John Prescott was tasked with ending the spiral of subsidies – ranging from money for railways to a London pay weighting for key workers such as teachers – that was feeding the overdevelopment of the southeast.
Labour quickly realised, however, that such a plan was fraught with political hazards. When it finally came out, Prescott’s Communities Plan delighted developers by paving the way for up to 2m new homes in the southeast – plus a range of transport and other projects.
A senior official explained that the southeast had become a “hot spot” for growth and that the government had decided that its job was “to meet that demand and not to contain it”.

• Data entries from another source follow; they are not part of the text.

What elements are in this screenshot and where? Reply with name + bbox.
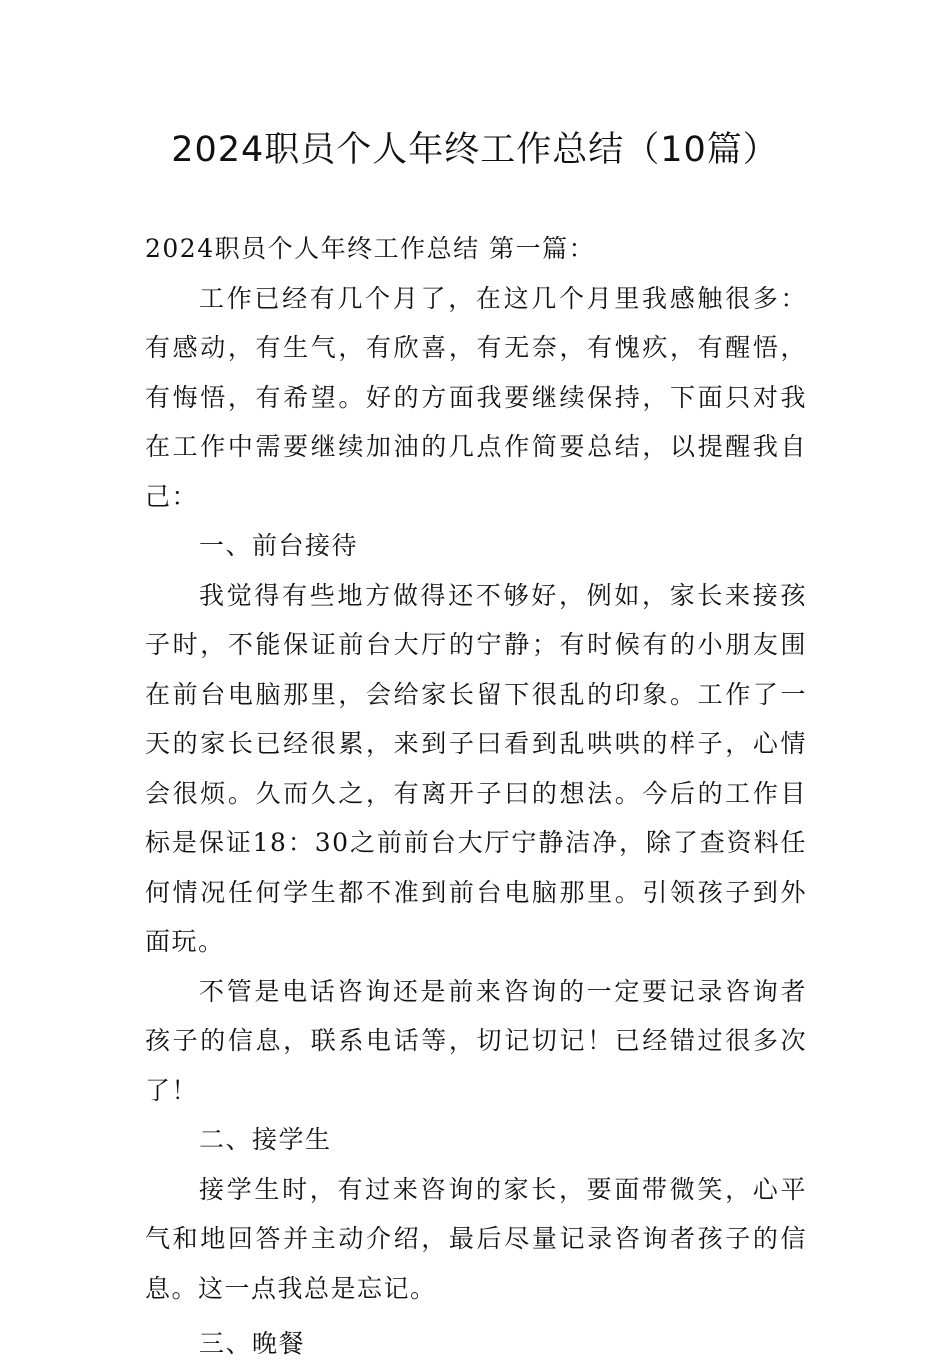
document-body (145, 224, 807, 1369)
heading-dinner: 三、晚餐 (199, 1329, 306, 1358)
heading-reception: 一、前台接待 (199, 531, 359, 560)
paragraph-consultation: 不管是电话咨询还是前来咨询的一定要记录咨询者孩子的信息，联系电话等，切记切记！已经错过很多次了！ (145, 976, 807, 1105)
document-title: 2024职员个人年终工作总结（10篇） (171, 130, 779, 170)
paragraph-reception: 我觉得有些地方做得还不够好，例如，家长来接孩子时，不能保证前台大厅的宁静；有时候有的小朋友围在前台电脑那里，会给家长留下很乱的印象。工作了一天的家长已经很累，来到子曰看到乱哄哄的样子，心情会很烦。久而久之，有离开子曰的想法。今后的工作目标是保证18：30之前前台大厅宁静洁净，除了查资料任何情况任何学生都不准到前台电脑那里。引领孩子到外面玩。 (145, 580, 807, 956)
paragraph-pickup: 接学生时，有过来咨询的家长，要面带微笑，心平气和地回答并主动介绍，最后尽量记录咨询者孩子的信息。这一点我总是忘记。 (145, 1174, 807, 1303)
paragraph-intro: 工作已经有几个月了，在这几个月里我感触很多：有感动，有生气，有欣喜，有无奈，有愧疚，有醒悟，有悔悟，有希望。好的方面我要继续保持，下面只对我在工作中需要继续加油的几点作简要总结，以提醒我自己： (145, 283, 807, 511)
heading-pickup: 二、接学生 (199, 1125, 332, 1154)
section-subtitle: 2024职员个人年终工作总结 第一篇： (145, 234, 596, 263)
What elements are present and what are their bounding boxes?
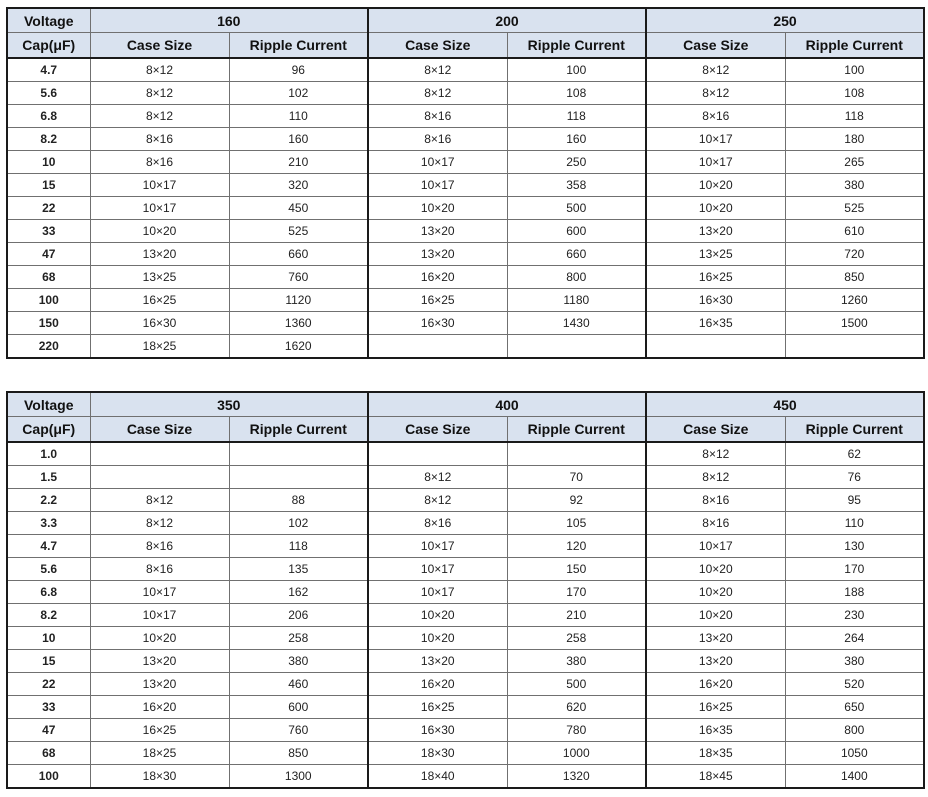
spec-table-high-voltage xyxy=(6,391,925,789)
table-row xyxy=(7,58,924,82)
ripple-current-cell: 500 xyxy=(507,673,646,696)
cap-cell: 8.2 xyxy=(7,128,90,151)
case-size-cell: 10×17 xyxy=(646,128,785,151)
case-size-cell: 10×17 xyxy=(368,535,507,558)
table-row xyxy=(7,105,924,128)
case-size-header: Case Size xyxy=(90,417,229,443)
table-row xyxy=(7,627,924,650)
cap-cell: 6.8 xyxy=(7,105,90,128)
cap-cell: 2.2 xyxy=(7,489,90,512)
case-size-cell: 13×20 xyxy=(646,627,785,650)
table-row xyxy=(7,489,924,512)
case-size-cell: 18×30 xyxy=(368,742,507,765)
case-size-cell: 10×20 xyxy=(368,197,507,220)
ripple-current-cell: 170 xyxy=(507,581,646,604)
ripple-current-cell: 100 xyxy=(507,58,646,82)
cap-cell: 10 xyxy=(7,627,90,650)
case-size-cell: 8×12 xyxy=(646,82,785,105)
ripple-current-cell: 102 xyxy=(229,82,368,105)
voltage-group-header: 450 xyxy=(646,392,924,417)
ripple-current-cell: 660 xyxy=(507,243,646,266)
ripple-current-cell: 160 xyxy=(507,128,646,151)
case-size-cell: 16×25 xyxy=(646,696,785,719)
ripple-current-header: Ripple Current xyxy=(507,417,646,443)
cap-cell: 68 xyxy=(7,742,90,765)
case-size-cell: 16×25 xyxy=(368,696,507,719)
case-size-cell: 8×12 xyxy=(368,58,507,82)
table-row xyxy=(7,696,924,719)
cap-cell: 4.7 xyxy=(7,58,90,82)
case-size-cell: 13×20 xyxy=(368,650,507,673)
ripple-current-cell: 88 xyxy=(229,489,368,512)
case-size-cell: 18×25 xyxy=(90,335,229,359)
ripple-current-cell: 130 xyxy=(785,535,924,558)
case-size-cell: 10×17 xyxy=(368,558,507,581)
table-row xyxy=(7,151,924,174)
cap-cell: 22 xyxy=(7,673,90,696)
ripple-current-cell: 1500 xyxy=(785,312,924,335)
case-size-cell: 10×20 xyxy=(646,174,785,197)
cap-cell: 47 xyxy=(7,243,90,266)
case-size-cell: 16×20 xyxy=(90,696,229,719)
ripple-current-cell: 1050 xyxy=(785,742,924,765)
case-size-cell: 13×25 xyxy=(90,266,229,289)
table-row xyxy=(7,558,924,581)
ripple-current-cell: 250 xyxy=(507,151,646,174)
ripple-current-cell: 760 xyxy=(229,719,368,742)
ripple-current-cell xyxy=(785,335,924,359)
case-size-cell: 8×12 xyxy=(646,442,785,466)
cap-cell: 1.0 xyxy=(7,442,90,466)
case-size-cell: 10×17 xyxy=(368,151,507,174)
cap-cell: 68 xyxy=(7,266,90,289)
case-size-cell: 8×16 xyxy=(90,128,229,151)
cap-cell: 15 xyxy=(7,174,90,197)
case-size-cell xyxy=(90,466,229,489)
ripple-current-cell: 525 xyxy=(785,197,924,220)
case-size-cell: 16×25 xyxy=(646,266,785,289)
cap-cell: 22 xyxy=(7,197,90,220)
case-size-header: Case Size xyxy=(90,33,229,59)
ripple-current-cell xyxy=(507,442,646,466)
ripple-current-cell: 720 xyxy=(785,243,924,266)
ripple-current-cell: 92 xyxy=(507,489,646,512)
case-size-cell: 8×12 xyxy=(646,466,785,489)
case-size-cell: 13×20 xyxy=(646,220,785,243)
case-size-cell: 8×12 xyxy=(90,82,229,105)
ripple-current-cell: 320 xyxy=(229,174,368,197)
case-size-header: Case Size xyxy=(368,33,507,59)
ripple-current-cell: 105 xyxy=(507,512,646,535)
ripple-current-cell: 258 xyxy=(507,627,646,650)
ripple-current-cell: 118 xyxy=(507,105,646,128)
ripple-current-cell: 108 xyxy=(785,82,924,105)
ripple-current-cell: 1260 xyxy=(785,289,924,312)
ripple-current-cell: 760 xyxy=(229,266,368,289)
ripple-current-cell: 170 xyxy=(785,558,924,581)
case-size-header: Case Size xyxy=(646,417,785,443)
case-size-cell: 10×20 xyxy=(368,604,507,627)
case-size-cell: 10×17 xyxy=(90,581,229,604)
cap-cell: 1.5 xyxy=(7,466,90,489)
case-size-cell: 16×25 xyxy=(90,719,229,742)
table-row xyxy=(7,719,924,742)
case-size-cell xyxy=(368,335,507,359)
table-row xyxy=(7,581,924,604)
ripple-current-cell: 118 xyxy=(229,535,368,558)
case-size-cell: 18×40 xyxy=(368,765,507,789)
ripple-current-cell: 210 xyxy=(229,151,368,174)
cap-cell: 100 xyxy=(7,289,90,312)
ripple-current-cell: 1320 xyxy=(507,765,646,789)
ripple-current-cell: 162 xyxy=(229,581,368,604)
ripple-current-header: Ripple Current xyxy=(785,33,924,59)
ripple-current-cell: 380 xyxy=(785,650,924,673)
case-size-cell: 16×30 xyxy=(646,289,785,312)
cap-cell: 47 xyxy=(7,719,90,742)
case-size-cell: 16×30 xyxy=(368,719,507,742)
cap-cell: 10 xyxy=(7,151,90,174)
ripple-current-cell: 460 xyxy=(229,673,368,696)
voltage-group-header: 160 xyxy=(90,8,368,33)
ripple-current-cell: 660 xyxy=(229,243,368,266)
case-size-cell: 8×16 xyxy=(646,105,785,128)
table-row xyxy=(7,197,924,220)
ripple-current-cell: 450 xyxy=(229,197,368,220)
table-row xyxy=(7,604,924,627)
case-size-cell: 18×25 xyxy=(90,742,229,765)
case-size-cell: 8×16 xyxy=(368,512,507,535)
ripple-current-cell: 1180 xyxy=(507,289,646,312)
case-size-cell: 8×16 xyxy=(90,535,229,558)
ripple-current-cell: 265 xyxy=(785,151,924,174)
ripple-current-cell: 1120 xyxy=(229,289,368,312)
ripple-current-header: Ripple Current xyxy=(507,33,646,59)
ripple-current-cell: 160 xyxy=(229,128,368,151)
case-size-cell: 10×20 xyxy=(368,627,507,650)
case-size-cell: 8×16 xyxy=(646,512,785,535)
case-size-cell: 16×25 xyxy=(368,289,507,312)
voltage-group-header: 350 xyxy=(90,392,368,417)
case-size-cell: 16×30 xyxy=(90,312,229,335)
ripple-current-cell: 380 xyxy=(785,174,924,197)
ripple-current-cell: 500 xyxy=(507,197,646,220)
case-size-cell: 18×30 xyxy=(90,765,229,789)
case-size-cell xyxy=(90,442,229,466)
table-row xyxy=(7,765,924,789)
case-size-cell: 8×16 xyxy=(368,128,507,151)
voltage-group-header: 400 xyxy=(368,392,646,417)
ripple-current-cell: 600 xyxy=(507,220,646,243)
ripple-current-cell: 180 xyxy=(785,128,924,151)
case-size-cell xyxy=(368,442,507,466)
table-row xyxy=(7,650,924,673)
ripple-current-cell xyxy=(507,335,646,359)
cap-cell: 100 xyxy=(7,765,90,789)
table-row xyxy=(7,128,924,151)
case-size-cell: 10×17 xyxy=(90,174,229,197)
case-size-cell: 8×16 xyxy=(368,105,507,128)
ripple-current-cell: 850 xyxy=(785,266,924,289)
case-size-cell: 10×17 xyxy=(646,151,785,174)
ripple-current-cell: 120 xyxy=(507,535,646,558)
spec-table-low-voltage xyxy=(6,7,925,359)
voltage-header-row xyxy=(7,392,924,417)
ripple-current-cell: 1360 xyxy=(229,312,368,335)
case-size-cell: 13×20 xyxy=(90,673,229,696)
cap-cell: 220 xyxy=(7,335,90,359)
case-size-cell: 8×12 xyxy=(368,466,507,489)
case-size-cell: 10×20 xyxy=(646,581,785,604)
voltage-group-header: 200 xyxy=(368,8,646,33)
case-size-cell: 8×12 xyxy=(368,489,507,512)
ripple-current-cell: 380 xyxy=(507,650,646,673)
case-size-cell: 10×20 xyxy=(646,558,785,581)
ripple-current-cell: 100 xyxy=(785,58,924,82)
table-body xyxy=(7,58,924,358)
ripple-current-header: Ripple Current xyxy=(785,417,924,443)
table-row xyxy=(7,266,924,289)
case-size-cell: 13×20 xyxy=(646,650,785,673)
ripple-current-cell: 610 xyxy=(785,220,924,243)
table-row xyxy=(7,312,924,335)
case-size-cell: 10×17 xyxy=(646,535,785,558)
table-row xyxy=(7,289,924,312)
cap-cell: 8.2 xyxy=(7,604,90,627)
ripple-current-cell: 1430 xyxy=(507,312,646,335)
case-size-cell: 10×17 xyxy=(368,174,507,197)
table-row xyxy=(7,220,924,243)
cap-cell: 15 xyxy=(7,650,90,673)
column-header-row xyxy=(7,417,924,443)
case-size-cell: 8×12 xyxy=(90,489,229,512)
table-row xyxy=(7,335,924,359)
voltage-header-row xyxy=(7,8,924,33)
case-size-cell: 8×12 xyxy=(90,58,229,82)
case-size-cell: 10×17 xyxy=(368,581,507,604)
ripple-current-cell: 108 xyxy=(507,82,646,105)
case-size-header: Case Size xyxy=(646,33,785,59)
ripple-current-cell: 800 xyxy=(507,266,646,289)
case-size-cell: 18×45 xyxy=(646,765,785,789)
table-row xyxy=(7,174,924,197)
case-size-cell: 16×35 xyxy=(646,312,785,335)
voltage-label: Voltage xyxy=(7,392,90,417)
ripple-current-header: Ripple Current xyxy=(229,417,368,443)
case-size-cell: 16×20 xyxy=(368,673,507,696)
ripple-current-cell: 150 xyxy=(507,558,646,581)
case-size-cell: 8×12 xyxy=(646,58,785,82)
ripple-current-cell: 230 xyxy=(785,604,924,627)
ripple-current-cell: 188 xyxy=(785,581,924,604)
case-size-cell: 13×20 xyxy=(368,243,507,266)
ripple-current-cell: 850 xyxy=(229,742,368,765)
table-row xyxy=(7,512,924,535)
case-size-cell: 8×16 xyxy=(646,489,785,512)
case-size-cell: 8×12 xyxy=(90,512,229,535)
ripple-current-cell: 70 xyxy=(507,466,646,489)
case-size-cell: 16×20 xyxy=(646,673,785,696)
table-row xyxy=(7,442,924,466)
table-row xyxy=(7,673,924,696)
ripple-current-cell: 520 xyxy=(785,673,924,696)
ripple-current-cell: 800 xyxy=(785,719,924,742)
case-size-cell: 10×20 xyxy=(90,220,229,243)
ripple-current-cell: 620 xyxy=(507,696,646,719)
ripple-current-cell: 102 xyxy=(229,512,368,535)
cap-label: Cap(μF) xyxy=(7,33,90,59)
table-body xyxy=(7,442,924,788)
ripple-current-cell: 96 xyxy=(229,58,368,82)
case-size-cell: 18×35 xyxy=(646,742,785,765)
case-size-header: Case Size xyxy=(368,417,507,443)
case-size-cell: 16×25 xyxy=(90,289,229,312)
case-size-cell: 16×20 xyxy=(368,266,507,289)
cap-cell: 4.7 xyxy=(7,535,90,558)
case-size-cell: 13×20 xyxy=(90,650,229,673)
case-size-cell: 10×20 xyxy=(646,604,785,627)
voltage-group-header: 250 xyxy=(646,8,924,33)
case-size-cell xyxy=(646,335,785,359)
ripple-current-cell: 358 xyxy=(507,174,646,197)
table-row xyxy=(7,82,924,105)
ripple-current-cell: 110 xyxy=(229,105,368,128)
ripple-current-cell: 95 xyxy=(785,489,924,512)
ripple-current-cell: 600 xyxy=(229,696,368,719)
case-size-cell: 10×17 xyxy=(90,604,229,627)
ripple-current-cell: 135 xyxy=(229,558,368,581)
ripple-current-cell xyxy=(229,466,368,489)
ripple-current-cell: 1300 xyxy=(229,765,368,789)
ripple-current-cell: 258 xyxy=(229,627,368,650)
ripple-current-cell: 650 xyxy=(785,696,924,719)
case-size-cell: 13×20 xyxy=(90,243,229,266)
ripple-current-cell: 210 xyxy=(507,604,646,627)
case-size-cell: 8×12 xyxy=(90,105,229,128)
ripple-current-cell: 780 xyxy=(507,719,646,742)
ripple-current-cell: 1000 xyxy=(507,742,646,765)
cap-cell: 3.3 xyxy=(7,512,90,535)
table-row xyxy=(7,466,924,489)
table-row xyxy=(7,243,924,266)
case-size-cell: 8×16 xyxy=(90,558,229,581)
case-size-cell: 16×30 xyxy=(368,312,507,335)
cap-cell: 33 xyxy=(7,220,90,243)
case-size-cell: 10×17 xyxy=(90,197,229,220)
table-row xyxy=(7,742,924,765)
case-size-cell: 13×20 xyxy=(368,220,507,243)
column-header-row xyxy=(7,33,924,59)
ripple-current-cell: 1620 xyxy=(229,335,368,359)
ripple-current-cell: 206 xyxy=(229,604,368,627)
cap-cell: 5.6 xyxy=(7,82,90,105)
ripple-current-cell xyxy=(229,442,368,466)
ripple-current-cell: 76 xyxy=(785,466,924,489)
case-size-cell: 13×25 xyxy=(646,243,785,266)
case-size-cell: 8×16 xyxy=(90,151,229,174)
ripple-current-cell: 264 xyxy=(785,627,924,650)
case-size-cell: 16×35 xyxy=(646,719,785,742)
case-size-cell: 10×20 xyxy=(646,197,785,220)
ripple-current-cell: 110 xyxy=(785,512,924,535)
ripple-current-cell: 525 xyxy=(229,220,368,243)
cap-cell: 5.6 xyxy=(7,558,90,581)
cap-cell: 150 xyxy=(7,312,90,335)
ripple-current-header: Ripple Current xyxy=(229,33,368,59)
case-size-cell: 8×12 xyxy=(368,82,507,105)
table-row xyxy=(7,535,924,558)
cap-cell: 33 xyxy=(7,696,90,719)
ripple-current-cell: 62 xyxy=(785,442,924,466)
ripple-current-cell: 380 xyxy=(229,650,368,673)
ripple-current-cell: 118 xyxy=(785,105,924,128)
voltage-label: Voltage xyxy=(7,8,90,33)
cap-cell: 6.8 xyxy=(7,581,90,604)
ripple-current-cell: 1400 xyxy=(785,765,924,789)
case-size-cell: 10×20 xyxy=(90,627,229,650)
cap-label: Cap(μF) xyxy=(7,417,90,443)
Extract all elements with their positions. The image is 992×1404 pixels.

Since then the south has simply surged ahead. The ONS’s last regional population predictions from 2004, now known to be an underestimate, forecast that the combined population of London and the southeast would rise from 15m in 2004 to 18m by 2029.
Others, however, are voting with their feet. Last week Eric King-Turner, aged 102, a second world war veteran, and his 87-year-old wife Doris announced that they were emigrating to New Zealand because England is “too crowded”.
Increasingly, some people are deciding that the only responsible approach is to limit how many children they have. Among them is Glenn Sayers, a cartographer from East Finchley, north London.
Sayers, a supporter of the Optimum Population Trust, said: “My partner and I may have children but no more than two. There are simply too many people and the best thing we can do for the planet is not to reproduce.”